Les défis européens communs sont ceux où les différents peuples de l’UE ont des intérêts communs. Avant de chercher le cadre idéal pour les traiter, il faudrait déjà déterminer de quels défis il s’agit. Dans quels domaines les 28 peuples européens (et la fonction publique européenne) poursuivent-ils des objectifs communs ?
Il est grand temps de lancer des débats décloisonnés, transnationaux, pour concevoir ensemble notre avenir commun. Une Europe imaginative et créative qui puisse porter l’intérêt général européen est attendue, sur plusieurs fronts.
Réponse à la question précédente : Dans aucun domaine.
Car si cet intérêt général européen existait déjà, pourquoi aurions-nous besoin de débats transnationaux pour le définir. Là encore, on est confronté à des formules alambiquées : Quels sont les « débats cloisonnés » ? Qui seront les participants des « débats transnationaux » ? Compte tenu du niveau l’abstention aux élections européennes, qui attend l’intervention de « l’Europe » et qui croit qu’elle peut résoudre les problèmes des différents peuples européens ?
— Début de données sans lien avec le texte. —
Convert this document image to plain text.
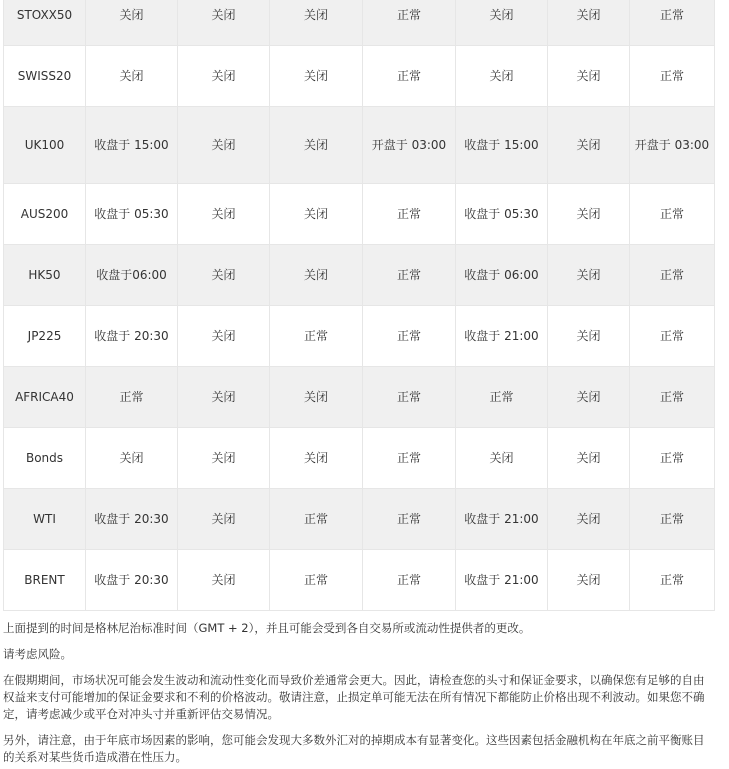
STOXX50	关闭	关闭	关闭	正常	关闭	关闭	正常
SWISS20	关闭	关闭	关闭	正常	关闭	关闭	正常
UK100	收盘于 15:00	关闭	关闭	开盘于 03:00	收盘于 15:00	关闭	开盘于 03:00
AUS200	收盘于 05:30	关闭	关闭	正常	收盘于 05:30	关闭	正常
HK50	收盘于06:00	关闭	关闭	正常	收盘于 06:00	关闭	正常
JP225	收盘于 20:30	关闭	正常	正常	收盘于 21:00	关闭	正常
AFRICA40	正常	关闭	关闭	正常	正常	关闭	正常
Bonds	关闭	关闭	关闭	正常	关闭	关闭	正常
WTI	收盘于 20:30	关闭	正常	正常	收盘于 21:00	关闭	正常
BRENT	收盘于 20:30	关闭	正常	正常	收盘于 21:00	关闭	正常

上面提到的时间是格林尼治标准时间（GMT + 2），并且可能会受到各自交易所或流动性提供者的更改。

请考虑风险。

在假期期间，市场状况可能会发生波动和流动性变化而导致价差通常会更大。因此，请检查您的头寸和保证金要求，以确保您有足够的自由权益来支付可能增加的保证金要求和不利的价格波动。敬请注意，止损定单可能无法在所有情况下都能防止价格出现不利波动。如果您不确定，请考虑减少或平仓对冲头寸并重新评估交易情况。

另外，请注意，由于年底市场因素的影响，您可能会发现大多数外汇对的掉期成本有显著变化。这些因素包括金融机构在年底之前平衡账目的关系对某些货币造成潜在性压力。
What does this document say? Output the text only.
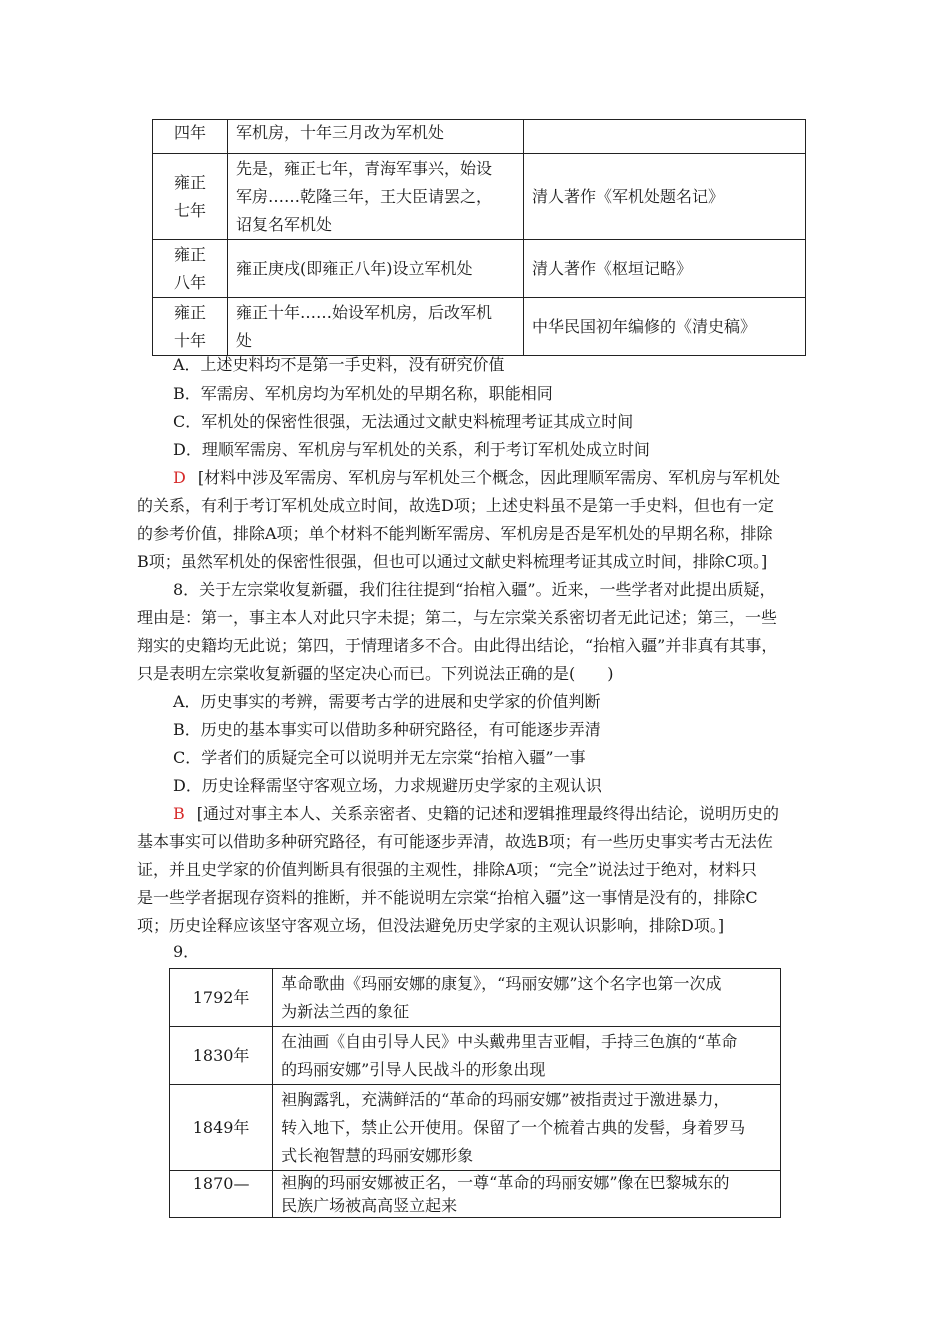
四年	军机房，十年三月改为军机处	
雍正
七年	先是，雍正七年，青海军事兴，始设
军房……乾隆三年，王大臣请罢之，
诏复名军机处	清人著作《军机处题名记》
雍正
八年	雍正庚戌(即雍正八年)设立军机处	清人著作《枢垣记略》
雍正
十年	雍正十年……始设军机房，后改军机
处	中华民国初年编修的《清史稿》
A．上述史料均不是第一手史料，没有研究价值
B．军需房、军机房均为军机处的早期名称，职能相同
C．军机处的保密性很强，无法通过文献史料梳理考证其成立时间
D．理顺军需房、军机房与军机处的关系，利于考订军机处成立时间
D [材料中涉及军需房、军机房与军机处三个概念，因此理顺军需房、军机房与军机处
的关系，有利于考订军机处成立时间，故选D项；上述史料虽不是第一手史料，但也有一定
的参考价值，排除A项；单个材料不能判断军需房、军机房是否是军机处的早期名称，排除
B项；虽然军机处的保密性很强，但也可以通过文献史料梳理考证其成立时间，排除C项。]
8．关于左宗棠收复新疆，我们往往提到“抬棺入疆”。近来，一些学者对此提出质疑，
理由是：第一，事主本人对此只字未提；第二，与左宗棠关系密切者无此记述；第三，一些
翔实的史籍均无此说；第四，于情理诸多不合。由此得出结论，“抬棺入疆”并非真有其事，
只是表明左宗棠收复新疆的坚定决心而已。下列说法正确的是(　　)
A．历史事实的考辨，需要考古学的进展和史学家的价值判断
B．历史的基本事实可以借助多种研究路径，有可能逐步弄清
C．学者们的质疑完全可以说明并无左宗棠“抬棺入疆”一事
D．历史诠释需坚守客观立场，力求规避历史学家的主观认识
B [通过对事主本人、关系亲密者、史籍的记述和逻辑推理最终得出结论，说明历史的
基本事实可以借助多种研究路径，有可能逐步弄清，故选B项；有一些历史事实考古无法佐
证，并且史学家的价值判断具有很强的主观性，排除A项；“完全”说法过于绝对，材料只
是一些学者据现存资料的推断，并不能说明左宗棠“抬棺入疆”这一事情是没有的，排除C
项；历史诠释应该坚守客观立场，但没法避免历史学家的主观认识影响，排除D项。]
9．
1792年	革命歌曲《玛丽安娜的康复》，“玛丽安娜”这个名字也第一次成
为新法兰西的象征
1830年	在油画《自由引导人民》中头戴弗里吉亚帽，手持三色旗的“革命
的玛丽安娜”引导人民战斗的形象出现
1849年	袒胸露乳，充满鲜活的“革命的玛丽安娜”被指责过于激进暴力，
转入地下，禁止公开使用。保留了一个梳着古典的发髻，身着罗马
式长袍智慧的玛丽安娜形象
1870—	袒胸的玛丽安娜被正名，一尊“革命的玛丽安娜”像在巴黎城东的
民族广场被高高竖立起来
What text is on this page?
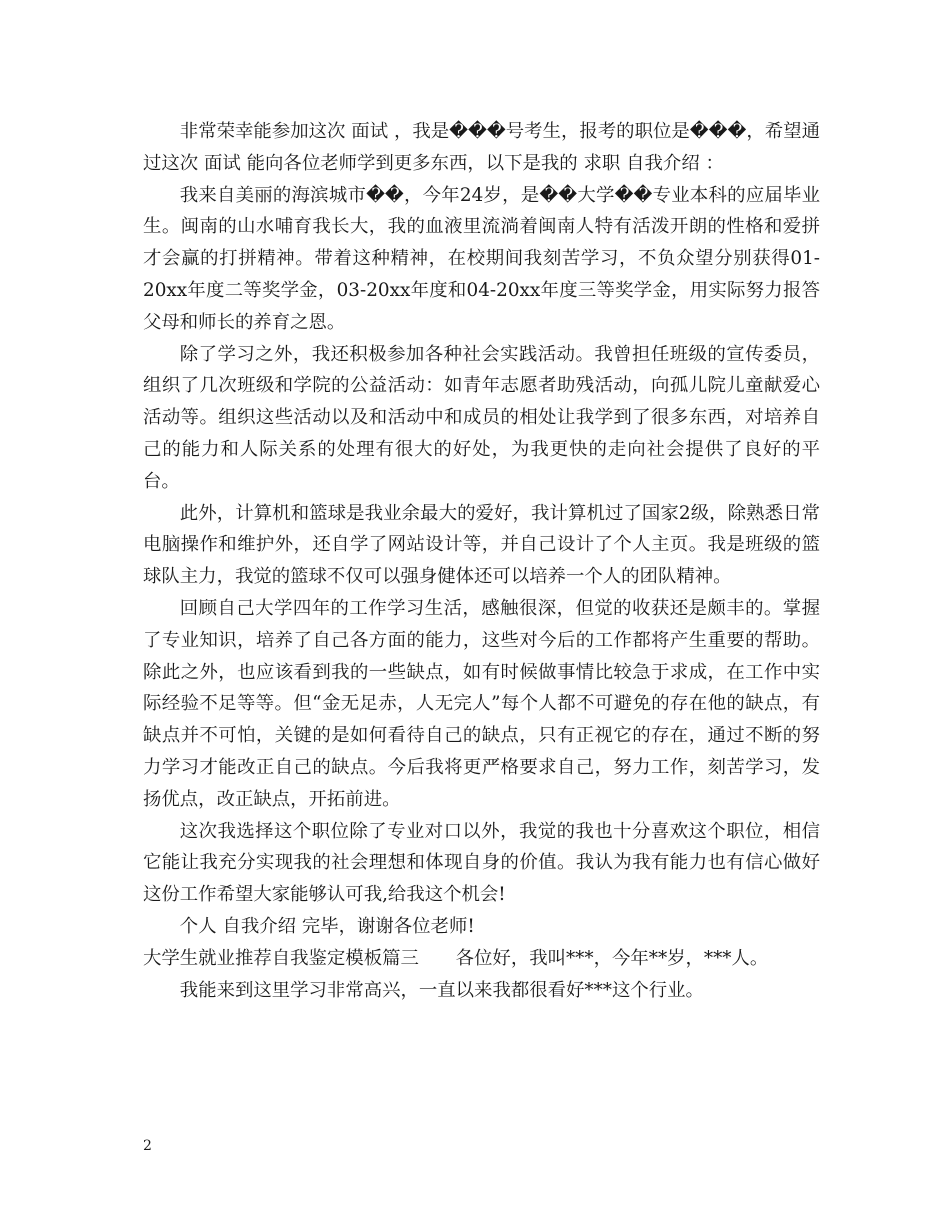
非常荣幸能参加这次 面试 ，我是���号考生，报考的职位是���，希望通过这次 面试 能向各位老师学到更多东西，以下是我的 求职 自我介绍 ：

我来自美丽的海滨城市��，今年24岁，是��大学��专业本科的应届毕业生。闽南的山水哺育我长大，我的血液里流淌着闽南人特有活泼开朗的性格和爱拼才会赢的打拼精神。带着这种精神，在校期间我刻苦学习，不负众望分别获得01-20xx年度二等奖学金，03-20xx年度和04-20xx年度三等奖学金，用实际努力报答父母和师长的养育之恩。

除了学习之外，我还积极参加各种社会实践活动。我曾担任班级的宣传委员，组织了几次班级和学院的公益活动：如青年志愿者助残活动，向孤儿院儿童献爱心活动等。组织这些活动以及和活动中和成员的相处让我学到了很多东西，对培养自己的能力和人际关系的处理有很大的好处，为我更快的走向社会提供了良好的平台。

此外，计算机和篮球是我业余最大的爱好，我计算机过了国家2级，除熟悉日常电脑操作和维护外，还自学了网站设计等，并自己设计了个人主页。我是班级的篮球队主力，我觉的篮球不仅可以强身健体还可以培养一个人的团队精神。

回顾自己大学四年的工作学习生活，感触很深，但觉的收获还是颇丰的。掌握了专业知识，培养了自己各方面的能力，这些对今后的工作都将产生重要的帮助。除此之外，也应该看到我的一些缺点，如有时候做事情比较急于求成，在工作中实际经验不足等等。但“金无足赤，人无完人”每个人都不可避免的存在他的缺点，有缺点并不可怕，关键的是如何看待自己的缺点，只有正视它的存在，通过不断的努力学习才能改正自己的缺点。今后我将更严格要求自己，努力工作，刻苦学习，发扬优点，改正缺点，开拓前进。

这次我选择这个职位除了专业对口以外，我觉的我也十分喜欢这个职位，相信它能让我充分实现我的社会理想和体现自身的价值。我认为我有能力也有信心做好这份工作希望大家能够认可我,给我这个机会!

个人 自我介绍 完毕，谢谢各位老师!

大学生就业推荐自我鉴定模板篇三　　各位好，我叫***，今年**岁，***人。

我能来到这里学习非常高兴，一直以来我都很看好***这个行业。

2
La France, si attachée au siège du Parlement européen à Strasbourg, s’honorerait à donner davantage d’importance à cette institution au lieu d’en saper l’influence en créant des enceintes rivales. Et les citoyens aspirent à la simplicité.
Ce à quoi aspirent les Européens, c’est à l’instauration d’une démocratie référendaire européenne afin que l’Europe ne soit plus une lobbycratie où l’on négocie la création d’un grand marché transatlantique dans leur dos et en dépit d’eux. Ce serait plus constructif que de critiquer les Français au moindre problème.